Pro dan kontra terkait sistem pembelajaran di masa pandemi ini memang cukup menyita perhatian. Jika kita cermati, hal tersebut mengindikasikan seolah pemerintah tergesa-gesa, tetapi belum siap dalam menyelenggarakan pendidikan di masa pandemi.
Alasan utama yang mendasari pemerintah mengambil kebijakan ini adalah:
Pertama, munculnya risiko putus sekolah dikarenakan anak terpaksa bekerja membantu memenuhi kebutuhan keluarga di tengah krisis pandemi. Padahal sebenarnya hal ini tidak akan terjadi bila pemerintah benar-benar memberikan perhatian total dan pemenuhan maksimal kepada rakyatnya.
Kedua, keluhan dari pelajar, orang tua, maupun guru terkait kendala teknis, mendorong pemerintah untuk mencari solusi. Namun disayangkan pemerintah hanya fokus menyelesaikan persoalan kuota internet dengan mengizinkan penggunaan dana BOS untuk pulsa guru maupun siswa yang kesulitan. Sementara di sisi lain tidak adanya jaringan belum bisa diatasi. Padahal ketersediaan jaringan merupakan hal yang paling krusial dalam pembelajaran jarak jauh. Belum lagi pada sebagian pelajar, ketersediaan perangkat/gawai belum terpenuhi.
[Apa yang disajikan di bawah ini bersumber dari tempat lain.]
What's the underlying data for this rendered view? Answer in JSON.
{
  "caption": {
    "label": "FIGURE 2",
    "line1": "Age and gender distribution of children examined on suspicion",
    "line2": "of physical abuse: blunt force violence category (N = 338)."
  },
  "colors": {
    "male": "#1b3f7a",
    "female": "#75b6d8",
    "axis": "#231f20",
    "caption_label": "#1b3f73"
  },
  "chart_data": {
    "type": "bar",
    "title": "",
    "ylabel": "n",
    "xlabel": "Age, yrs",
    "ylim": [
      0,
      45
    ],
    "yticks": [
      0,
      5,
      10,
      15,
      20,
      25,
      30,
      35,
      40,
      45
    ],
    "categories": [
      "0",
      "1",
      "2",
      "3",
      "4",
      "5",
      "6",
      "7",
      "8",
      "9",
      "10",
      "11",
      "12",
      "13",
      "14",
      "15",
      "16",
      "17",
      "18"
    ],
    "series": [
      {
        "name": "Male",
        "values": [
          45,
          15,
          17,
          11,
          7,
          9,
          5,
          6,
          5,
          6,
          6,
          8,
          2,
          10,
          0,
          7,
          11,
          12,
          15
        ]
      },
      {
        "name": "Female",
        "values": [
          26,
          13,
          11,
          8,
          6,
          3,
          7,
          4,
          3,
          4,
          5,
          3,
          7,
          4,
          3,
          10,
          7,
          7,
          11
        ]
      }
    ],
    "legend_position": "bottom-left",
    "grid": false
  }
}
Ketiga, pembukaan sekolah di semua zona dengan alasan agar anak-anak tidak stres karena terlalu lama di rumah. Menunjukkan kebijakan pemerintah sekadar memenuhi tuntutan masyarakat sedangkan persiapan protokol kesehatan belum memadai. Seperti ketersediaan ruangan yang luas dan tenaga pengajar jika tatap muka. Bila dibuat bersif maka biaya operasional otomatis bertambah dengan penambahan jam mengajar. Belum lagi ketersediaan perlengkapan yang lain seperti thermogun, handsanitiser, masker, cairan disinfektan, dan lain-lain.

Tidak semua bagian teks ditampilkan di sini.